• Kingsland boy saves sister battling leukemia with bone marrow transplant

    By: Kaitlyn Chana , Action News Jax

    Updated:

    KINGSLAND, Georgia - A little girl from Kingsland, Georgia was diagnosed with a rare form of leukemia two years ago.

    Doctors at Wolfson Children’s Hospital said about 50 children every year have this aggressive form of acute myeloid leukemia. 

    Even when the odds were stacked against Claire Bordelon she taught others to have hope. 

    “I didn’t know what was happening at first. I just thought I was, like, sick,” Claire said.

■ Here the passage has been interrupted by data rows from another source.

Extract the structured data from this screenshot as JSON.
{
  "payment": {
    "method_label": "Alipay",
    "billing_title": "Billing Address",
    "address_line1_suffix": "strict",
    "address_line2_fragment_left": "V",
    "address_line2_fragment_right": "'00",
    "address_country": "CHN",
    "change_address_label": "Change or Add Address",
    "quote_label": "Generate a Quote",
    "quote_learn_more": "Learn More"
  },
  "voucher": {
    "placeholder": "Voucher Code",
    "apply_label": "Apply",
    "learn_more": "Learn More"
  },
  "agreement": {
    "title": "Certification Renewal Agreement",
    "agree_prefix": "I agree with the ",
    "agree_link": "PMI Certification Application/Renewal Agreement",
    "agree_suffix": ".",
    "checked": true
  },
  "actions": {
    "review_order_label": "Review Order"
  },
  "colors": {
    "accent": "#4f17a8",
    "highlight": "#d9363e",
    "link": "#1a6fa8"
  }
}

    When she was in third grade, she was diagnosed with cancer; her parents, Casey and Charles, said this diagnosis has only a 20 percent survival rate.

    “It turns into one in five kids. If you line up five kids that means only one of them is going to live. They’re little kids, “ Casey emphasized. 

    This leukemia is especially difficult to treat, but children who have better cure rates receive an allogenic bone marrow transplant.

    “It was kinda sad. It was scary,” Claire said.

    A bone marrow transplant would boost her chances for survival; her parents completed the testing to see if they were a match. But they weren’t. A doctor instructed them to test their 5-year-old son, Asher, who was found to be a perfect match. 

    “His bone marrow was fine and mine was sick, so we gave some of his bone marrow to me,” Claire said.

    Asher donated his bone marrow to help rebuild Claire’s immune system. 

    Their dad said, “he knew what he was doing, he knew that he was saving his sister.”

    On Sept. 27 2016, Asher went under for the removal of a portion of his bone marrow. That day is also known as transplant day, where staff members at the hospital celebrate by administering Claire’s new bone marrow into her body by having a party. 

    Rebuilding blood cells can take a month, but Claire only needed 11 days. Asher saved his sister’s life. These two share an inseparable bond. 

    In the hospital, Claire fell in love with learning how to make slime. When Action News Jax’s reporter Kaitlyn Chana was at their house, Claire taught her the right combination to make this at-home science project.

    They also played with her stuffed animals inside her doll house until the family set up a gingerbread building party. 

    Claire believes you always have to carry hope in your heart. She is now in remission. Her doctors at Wolfson Children's Hospital feel confident that she’ll have a bright future ahead of her.